I easily pressed the two 24K bells and he saw me do it. His issue with what I did was that he didn’t like my effort level. He didn’t see me prepare, tense up, strain, or breathe out like a pressure relief valve. What he saw instead was efficient movement. He saw ease. In truth, he saw strength happen naturally.

But what he saw did not fit his expectation because it was not the method of the way being taught. What was being taught was high tension techniques to lift heavy loads. This was being taught to brace the body and to remove strength leakages. This took a LOT of energy. As I said earlier, I was strategizing my survival to sail through the four days of the cert. So, I guess in a way I was being lazy. But the reality is, I was being efficient. And, I was expressing strength, easily.

What I was discovering is that when the body has it’s original strength, it’s reflexive strength, it is tied together, it does not leak energy, it doesn’t need to use tension techniques to brace itself in order to prevent injury while it is moving a weight. Instead, it simply moves with ease, reflexively, intuitively and naturally.

When the body is well connected, hard things become easy.

And strength looks lazy. Or, it looks really strong.

There was a choice in that statement, so I choose “really strong,” as in real strength.

In the absence of original strength, tension techniques and strength skills can serve a purpose, briefly. But, they won’t help you move better or feel better. At best, they help you lift better. In the presence of original strength, tension techniques can really take your “lifting performance” to a whole new level, though they may not be needed unless you just want to move really heavy things, like a power lifter.

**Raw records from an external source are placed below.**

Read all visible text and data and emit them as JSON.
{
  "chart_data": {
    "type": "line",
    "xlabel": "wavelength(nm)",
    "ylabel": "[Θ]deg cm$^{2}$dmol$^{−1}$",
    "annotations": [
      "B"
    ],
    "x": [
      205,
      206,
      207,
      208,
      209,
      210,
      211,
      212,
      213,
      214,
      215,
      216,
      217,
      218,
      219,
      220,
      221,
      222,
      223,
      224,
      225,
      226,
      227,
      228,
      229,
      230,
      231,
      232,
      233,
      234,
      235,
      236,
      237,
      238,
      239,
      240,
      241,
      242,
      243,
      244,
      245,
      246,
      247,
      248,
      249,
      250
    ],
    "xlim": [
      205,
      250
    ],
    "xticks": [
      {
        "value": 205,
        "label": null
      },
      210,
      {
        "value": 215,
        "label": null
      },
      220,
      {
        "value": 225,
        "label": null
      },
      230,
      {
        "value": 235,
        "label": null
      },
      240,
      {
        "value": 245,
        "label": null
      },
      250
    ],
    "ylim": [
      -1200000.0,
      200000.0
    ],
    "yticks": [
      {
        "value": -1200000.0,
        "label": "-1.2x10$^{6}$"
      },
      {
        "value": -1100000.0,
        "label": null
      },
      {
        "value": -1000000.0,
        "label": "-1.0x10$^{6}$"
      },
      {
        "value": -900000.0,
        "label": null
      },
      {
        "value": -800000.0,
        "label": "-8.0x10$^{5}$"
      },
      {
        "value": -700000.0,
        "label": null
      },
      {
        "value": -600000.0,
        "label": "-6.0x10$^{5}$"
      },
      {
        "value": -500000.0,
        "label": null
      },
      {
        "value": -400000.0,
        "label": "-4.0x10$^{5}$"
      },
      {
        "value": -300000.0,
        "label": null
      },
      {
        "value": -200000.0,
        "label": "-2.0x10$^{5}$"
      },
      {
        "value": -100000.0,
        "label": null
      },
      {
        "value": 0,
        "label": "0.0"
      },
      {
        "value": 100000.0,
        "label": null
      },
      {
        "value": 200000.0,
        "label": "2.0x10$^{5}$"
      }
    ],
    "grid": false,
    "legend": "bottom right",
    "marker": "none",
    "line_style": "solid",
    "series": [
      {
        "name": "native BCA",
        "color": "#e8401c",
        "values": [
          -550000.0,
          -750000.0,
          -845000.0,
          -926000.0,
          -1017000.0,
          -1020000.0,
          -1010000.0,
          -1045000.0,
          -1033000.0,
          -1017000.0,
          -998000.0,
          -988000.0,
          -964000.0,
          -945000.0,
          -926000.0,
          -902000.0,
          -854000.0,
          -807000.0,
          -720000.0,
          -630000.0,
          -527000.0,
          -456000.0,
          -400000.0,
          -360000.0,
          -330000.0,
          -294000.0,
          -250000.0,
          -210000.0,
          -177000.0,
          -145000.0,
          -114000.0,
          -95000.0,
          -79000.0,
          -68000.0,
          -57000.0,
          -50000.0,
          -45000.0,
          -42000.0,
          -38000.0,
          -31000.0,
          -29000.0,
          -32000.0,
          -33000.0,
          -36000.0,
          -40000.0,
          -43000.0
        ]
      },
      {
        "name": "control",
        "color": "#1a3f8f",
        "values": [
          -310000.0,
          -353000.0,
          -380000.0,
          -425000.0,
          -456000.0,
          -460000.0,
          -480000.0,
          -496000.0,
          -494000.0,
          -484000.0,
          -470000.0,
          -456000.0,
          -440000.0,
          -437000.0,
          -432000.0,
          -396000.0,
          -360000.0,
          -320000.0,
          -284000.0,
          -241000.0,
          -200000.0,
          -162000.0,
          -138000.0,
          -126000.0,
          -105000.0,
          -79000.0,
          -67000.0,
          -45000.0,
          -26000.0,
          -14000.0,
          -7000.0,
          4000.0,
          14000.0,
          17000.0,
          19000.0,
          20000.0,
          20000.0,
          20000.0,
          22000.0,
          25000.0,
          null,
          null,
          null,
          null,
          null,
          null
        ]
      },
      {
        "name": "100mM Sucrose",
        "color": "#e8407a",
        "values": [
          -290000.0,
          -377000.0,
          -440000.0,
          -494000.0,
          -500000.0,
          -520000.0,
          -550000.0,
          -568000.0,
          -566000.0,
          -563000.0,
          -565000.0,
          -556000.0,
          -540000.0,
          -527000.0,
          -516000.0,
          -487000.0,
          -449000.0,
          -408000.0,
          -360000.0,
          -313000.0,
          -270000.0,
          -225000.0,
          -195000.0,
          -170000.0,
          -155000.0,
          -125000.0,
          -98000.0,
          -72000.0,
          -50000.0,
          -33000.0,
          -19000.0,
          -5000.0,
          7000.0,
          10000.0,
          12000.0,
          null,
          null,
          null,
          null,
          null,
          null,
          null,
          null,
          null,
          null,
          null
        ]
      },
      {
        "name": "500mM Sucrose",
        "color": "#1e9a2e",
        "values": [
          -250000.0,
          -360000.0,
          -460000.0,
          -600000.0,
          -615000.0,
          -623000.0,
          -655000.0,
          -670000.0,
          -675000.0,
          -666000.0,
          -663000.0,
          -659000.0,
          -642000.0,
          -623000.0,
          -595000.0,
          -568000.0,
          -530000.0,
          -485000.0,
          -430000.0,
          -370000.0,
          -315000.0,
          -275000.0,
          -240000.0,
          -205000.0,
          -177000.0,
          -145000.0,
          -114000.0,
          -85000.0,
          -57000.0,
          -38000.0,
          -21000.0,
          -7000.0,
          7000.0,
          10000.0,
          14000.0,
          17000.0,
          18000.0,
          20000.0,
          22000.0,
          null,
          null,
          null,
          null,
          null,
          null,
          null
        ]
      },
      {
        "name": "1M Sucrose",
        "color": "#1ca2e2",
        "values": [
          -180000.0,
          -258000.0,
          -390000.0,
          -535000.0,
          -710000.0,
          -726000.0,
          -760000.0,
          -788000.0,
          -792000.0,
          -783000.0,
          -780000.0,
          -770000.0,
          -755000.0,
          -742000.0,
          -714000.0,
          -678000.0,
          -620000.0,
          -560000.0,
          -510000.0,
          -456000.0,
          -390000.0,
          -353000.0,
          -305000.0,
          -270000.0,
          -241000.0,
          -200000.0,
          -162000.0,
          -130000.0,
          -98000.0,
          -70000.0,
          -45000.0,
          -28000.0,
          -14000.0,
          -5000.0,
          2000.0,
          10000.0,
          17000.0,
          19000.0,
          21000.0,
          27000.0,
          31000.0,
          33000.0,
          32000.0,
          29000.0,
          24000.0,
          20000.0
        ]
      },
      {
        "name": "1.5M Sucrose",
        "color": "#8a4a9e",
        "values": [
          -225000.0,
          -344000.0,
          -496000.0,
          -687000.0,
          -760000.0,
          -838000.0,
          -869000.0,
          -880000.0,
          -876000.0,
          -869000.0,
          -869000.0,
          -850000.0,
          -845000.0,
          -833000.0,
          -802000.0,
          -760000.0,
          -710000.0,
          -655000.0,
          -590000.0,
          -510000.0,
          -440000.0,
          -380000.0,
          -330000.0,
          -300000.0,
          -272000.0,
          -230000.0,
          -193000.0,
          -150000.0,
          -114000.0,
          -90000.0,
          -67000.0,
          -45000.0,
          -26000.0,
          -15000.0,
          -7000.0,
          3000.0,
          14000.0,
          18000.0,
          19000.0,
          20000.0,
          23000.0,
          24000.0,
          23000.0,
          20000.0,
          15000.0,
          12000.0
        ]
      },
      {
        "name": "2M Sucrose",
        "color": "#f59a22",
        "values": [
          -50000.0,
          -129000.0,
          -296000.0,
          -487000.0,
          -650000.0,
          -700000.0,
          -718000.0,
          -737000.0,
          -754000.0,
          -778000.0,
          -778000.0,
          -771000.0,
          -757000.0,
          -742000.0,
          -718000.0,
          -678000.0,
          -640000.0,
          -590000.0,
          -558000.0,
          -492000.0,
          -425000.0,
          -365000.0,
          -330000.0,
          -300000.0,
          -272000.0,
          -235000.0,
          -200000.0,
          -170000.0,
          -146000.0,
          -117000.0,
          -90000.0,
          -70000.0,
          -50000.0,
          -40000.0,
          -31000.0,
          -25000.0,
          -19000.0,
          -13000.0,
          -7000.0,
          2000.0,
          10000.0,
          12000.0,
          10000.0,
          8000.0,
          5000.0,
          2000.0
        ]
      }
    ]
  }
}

The point to this is that we are all designed to be strong. We are all designed to move effortlessly, beautifully and powerfully. We are designed to express what is naturally inside of us – Strength.

It wasn’t laziness that was on display that day. It was strength expressing itself.

Again, that’s the point. When you’re really strong, when you have your original strength, strength is simply an expression of who you are because it’s who you were designed to be.